Recently, one sparkling morning about three days ago, whilst the sun was busy illuminating strands of gossamer web that ran between thick rows of Italian kale plants, a friend dropped by from down the road. She came to lend me a well-loved book and to give the exquisite gift of an antique honey jar. She came in a rust coloured wool sweater, with bright eyes and an even brighter smile. She walked over to me, bubbling over with the light of the new day, and then with tremendous heart and genuine curiosity, she asked me, “How are you Nao?” And she asked me in such a heartfelt way that I actually paused to consider her question, for her penetrating and loving gaze, demanded more than a “fine thank you.”

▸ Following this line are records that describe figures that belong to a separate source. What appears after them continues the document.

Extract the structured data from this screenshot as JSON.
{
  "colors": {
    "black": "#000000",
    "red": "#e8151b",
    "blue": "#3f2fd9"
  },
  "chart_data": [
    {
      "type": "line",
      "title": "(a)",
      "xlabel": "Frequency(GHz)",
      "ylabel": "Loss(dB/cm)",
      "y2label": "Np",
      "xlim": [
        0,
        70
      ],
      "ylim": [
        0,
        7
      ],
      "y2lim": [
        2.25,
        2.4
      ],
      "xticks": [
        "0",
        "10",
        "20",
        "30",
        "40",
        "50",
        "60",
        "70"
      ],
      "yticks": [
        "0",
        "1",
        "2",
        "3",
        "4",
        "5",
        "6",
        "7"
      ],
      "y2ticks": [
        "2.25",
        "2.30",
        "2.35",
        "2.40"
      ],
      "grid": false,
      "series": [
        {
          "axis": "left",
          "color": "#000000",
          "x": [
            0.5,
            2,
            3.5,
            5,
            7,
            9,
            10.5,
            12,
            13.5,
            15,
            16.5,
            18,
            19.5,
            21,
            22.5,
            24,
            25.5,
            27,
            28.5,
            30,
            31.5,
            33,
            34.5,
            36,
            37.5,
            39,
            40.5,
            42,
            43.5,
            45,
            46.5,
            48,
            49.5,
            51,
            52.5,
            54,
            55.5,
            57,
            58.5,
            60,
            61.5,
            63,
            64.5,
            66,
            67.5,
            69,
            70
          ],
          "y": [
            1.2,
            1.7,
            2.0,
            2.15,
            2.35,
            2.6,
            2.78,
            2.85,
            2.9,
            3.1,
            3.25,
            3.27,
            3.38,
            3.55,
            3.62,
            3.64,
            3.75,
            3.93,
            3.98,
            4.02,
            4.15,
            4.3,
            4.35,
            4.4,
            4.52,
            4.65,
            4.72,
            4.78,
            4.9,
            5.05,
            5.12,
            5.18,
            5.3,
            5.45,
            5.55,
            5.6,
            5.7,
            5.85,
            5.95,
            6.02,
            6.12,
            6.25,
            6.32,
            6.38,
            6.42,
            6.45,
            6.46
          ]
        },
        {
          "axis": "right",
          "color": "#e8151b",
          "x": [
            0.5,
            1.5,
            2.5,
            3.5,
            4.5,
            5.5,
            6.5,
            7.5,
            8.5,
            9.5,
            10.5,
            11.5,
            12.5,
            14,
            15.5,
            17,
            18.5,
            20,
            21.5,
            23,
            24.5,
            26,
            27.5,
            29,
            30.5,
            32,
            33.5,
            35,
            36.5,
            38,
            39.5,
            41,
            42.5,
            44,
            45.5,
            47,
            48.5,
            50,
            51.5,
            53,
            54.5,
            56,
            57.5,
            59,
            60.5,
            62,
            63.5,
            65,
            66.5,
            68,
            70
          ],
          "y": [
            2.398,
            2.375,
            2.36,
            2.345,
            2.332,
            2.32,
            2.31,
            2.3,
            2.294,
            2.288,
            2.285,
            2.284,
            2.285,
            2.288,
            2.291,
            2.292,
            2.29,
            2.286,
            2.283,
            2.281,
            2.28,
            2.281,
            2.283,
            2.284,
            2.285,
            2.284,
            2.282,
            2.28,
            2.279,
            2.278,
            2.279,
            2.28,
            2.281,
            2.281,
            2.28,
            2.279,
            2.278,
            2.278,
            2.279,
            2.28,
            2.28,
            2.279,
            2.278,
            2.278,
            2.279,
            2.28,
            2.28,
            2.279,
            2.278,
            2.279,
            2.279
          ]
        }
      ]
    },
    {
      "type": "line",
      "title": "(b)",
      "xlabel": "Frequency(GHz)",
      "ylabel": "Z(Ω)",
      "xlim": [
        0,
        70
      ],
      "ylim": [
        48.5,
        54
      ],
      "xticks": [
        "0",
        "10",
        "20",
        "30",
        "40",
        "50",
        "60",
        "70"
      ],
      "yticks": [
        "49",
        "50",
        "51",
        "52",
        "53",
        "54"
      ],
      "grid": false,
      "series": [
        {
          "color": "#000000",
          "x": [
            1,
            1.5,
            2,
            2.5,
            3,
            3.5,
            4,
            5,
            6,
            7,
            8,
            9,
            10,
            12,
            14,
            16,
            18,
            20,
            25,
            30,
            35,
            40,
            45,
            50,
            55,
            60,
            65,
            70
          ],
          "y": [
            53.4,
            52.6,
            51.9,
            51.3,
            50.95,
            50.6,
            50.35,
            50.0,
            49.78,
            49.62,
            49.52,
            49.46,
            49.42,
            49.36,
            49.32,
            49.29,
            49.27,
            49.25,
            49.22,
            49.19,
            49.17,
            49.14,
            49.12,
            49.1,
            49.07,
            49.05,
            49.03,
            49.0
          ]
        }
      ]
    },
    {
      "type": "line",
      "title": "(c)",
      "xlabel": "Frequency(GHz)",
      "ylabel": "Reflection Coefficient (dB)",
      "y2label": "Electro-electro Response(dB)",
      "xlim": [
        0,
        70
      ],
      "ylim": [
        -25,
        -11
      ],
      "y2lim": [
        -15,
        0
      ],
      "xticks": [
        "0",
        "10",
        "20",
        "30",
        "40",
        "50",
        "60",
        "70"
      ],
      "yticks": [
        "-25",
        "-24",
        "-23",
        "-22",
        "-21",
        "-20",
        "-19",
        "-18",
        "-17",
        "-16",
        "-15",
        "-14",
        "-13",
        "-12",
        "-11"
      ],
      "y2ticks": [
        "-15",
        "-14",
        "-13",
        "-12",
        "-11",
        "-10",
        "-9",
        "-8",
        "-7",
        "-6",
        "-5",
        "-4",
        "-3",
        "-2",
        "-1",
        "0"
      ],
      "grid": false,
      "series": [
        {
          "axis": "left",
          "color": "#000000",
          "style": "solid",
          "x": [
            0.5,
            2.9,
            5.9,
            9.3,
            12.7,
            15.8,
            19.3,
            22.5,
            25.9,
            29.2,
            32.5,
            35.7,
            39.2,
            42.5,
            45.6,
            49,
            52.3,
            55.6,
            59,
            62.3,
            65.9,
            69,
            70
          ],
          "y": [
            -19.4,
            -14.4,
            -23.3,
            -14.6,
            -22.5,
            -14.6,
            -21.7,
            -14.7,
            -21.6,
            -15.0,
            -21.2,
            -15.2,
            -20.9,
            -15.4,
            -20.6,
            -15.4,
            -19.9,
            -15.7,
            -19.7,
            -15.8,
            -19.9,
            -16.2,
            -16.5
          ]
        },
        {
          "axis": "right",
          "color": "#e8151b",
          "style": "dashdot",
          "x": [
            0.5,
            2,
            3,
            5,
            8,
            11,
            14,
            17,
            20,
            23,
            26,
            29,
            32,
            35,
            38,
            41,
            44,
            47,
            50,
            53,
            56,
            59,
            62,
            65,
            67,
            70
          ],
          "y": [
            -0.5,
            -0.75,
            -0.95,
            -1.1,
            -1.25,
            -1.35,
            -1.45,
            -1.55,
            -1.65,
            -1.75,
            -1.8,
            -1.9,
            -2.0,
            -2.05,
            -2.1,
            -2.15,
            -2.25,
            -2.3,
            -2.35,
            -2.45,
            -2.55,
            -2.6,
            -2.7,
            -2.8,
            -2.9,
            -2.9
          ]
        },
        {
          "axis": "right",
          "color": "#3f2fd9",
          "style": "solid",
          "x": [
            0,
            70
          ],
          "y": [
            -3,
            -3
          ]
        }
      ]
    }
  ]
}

And even though it was only a brief moment before I offered her my response, a profound recognition dropped into my cluttered morning mind. For when I opened myself to her question, a warm wave of ease washed over me, and I said:
“You know, I think I am content.” (You see, contentment for me is not something I am very familiar with. As I have mentioned on many occasions, I still have a long way to go on the road to peace. eh eh)
But, what I can tell you is this, what I felt in that moment, was not really a feeling at all, because it was more than that, it was more expansive than a feeling. It was bigger than happiness or sadness. It was bigger than “how.” Yes, on this particular sunny November morning, it occurred to me that contentment is not the same thing as happiness at all. Contentment is not attached to an outcome or a goal or a feeling or an idea. Contentment has nothing to do with when, or how, or why, or should. It is rather, a sort of ease-fullness, a kind of acceptance, a celebration of all that IS. It is perhaps what the wise ones call wholeness. And so, you may well be wondering, what this contentment I speak of actually looks like, and if I were going to answer that question honestly, I would have to say it is many things, but it is especially the warmth emanating from Mark’s brick oven, as it burns through the afternoons, curing the inside of the dome and sending its orange brilliance into the world.
Mark is now an official fire keeper. He stands for hours watching and feeding the flame, sipping strong cups of sweet tea, smiling from the inside out.
And while his oven burns, the fire calls his greater vision forth and he imagines homemade pizzas and loaves of steaming bread coming out of his earthen creation, on long wooden peels. There are still a good few months to go before it will be completely finished, and so there is time to daydream as he goes.
As a matter of fact, it was just this sort of visioning that brought Mark across the garden toward me wearing a pair of old green gumboots, a sense of purpose in his stride, to say, “I need a herb garden.”
“Oh,” I said, “we have a herb garden.”
“No,” he said, “I mean a really big one. I need herbs for pizza and sauces. I need herbs for breads and soups. I need enough herbs for you and I and all of our guests.”
“Oh,” I said, it sounds like you need a herb garden.”
“Yes,” he said, “that’s what I said.”
And so, with the guidance of Mark’s wise horticulturist father, plans are being made to create “a big herb garden.” A 600 square foot bed just for culinary herbs, for rows of oregano and tarragon and rosemary and thyme and parsley and cilantro. The digging has already begun and I spent yesterday taking rosemary cuttings and making divisions of thyme and oregano plants from my current herb garden, for this inspired new plan.
I put little rooted bundles of aromatic greenness into pots which I then buried in our vegetable garden until next spring. Later, once they have established, we will move them to their final location.
And as I spent the afternoon in the fresh and invigorating company of thyme and rosemary, I recognized that contentment has a smell too. The next day I found myself jarring the herbs that we dried this summer. And although we shall miss their presence in the living room, hanging from the stairwell rafter, we will enjoy the flavour they will be offering our winter meals.
I sat at the table in the fading afternoon light and I de-stemmed them, I crushed their scented leaves in between my fingers, and the room smelled like a country hillside in Greece. I was sure I could hear the bells of sheep clanging in the distance and there was the faint smell of Mediterranean sea air coming from somewhere. I labeled and shelved each jar. I did this with tenderness and appreciation and gratitude, for there is something about a process, about an experience that takes you from start to finish, that is a marvelous thing. There is something about growing a plant and harvesting it and drying it, before adding it to soup, before taking it into these hardworking bodies.
Yes, contentment today is the warmth of Mark’s fire, it is the smell of Mediterranean herbs on a winter’s day and the illumination of a glistening strand of spiders web, in a garden of kale, that just begs to be picked and eaten by the basketful.
Blessings and Gratitude to each of you, thank you for your company on this journey.
Nao, Mark, Gus and all at Honey Grove.
And of course, if ever we should need reminding of this thing called contentment, we can always go and ask Guru Gus, who seems to have this down better than anyone I know.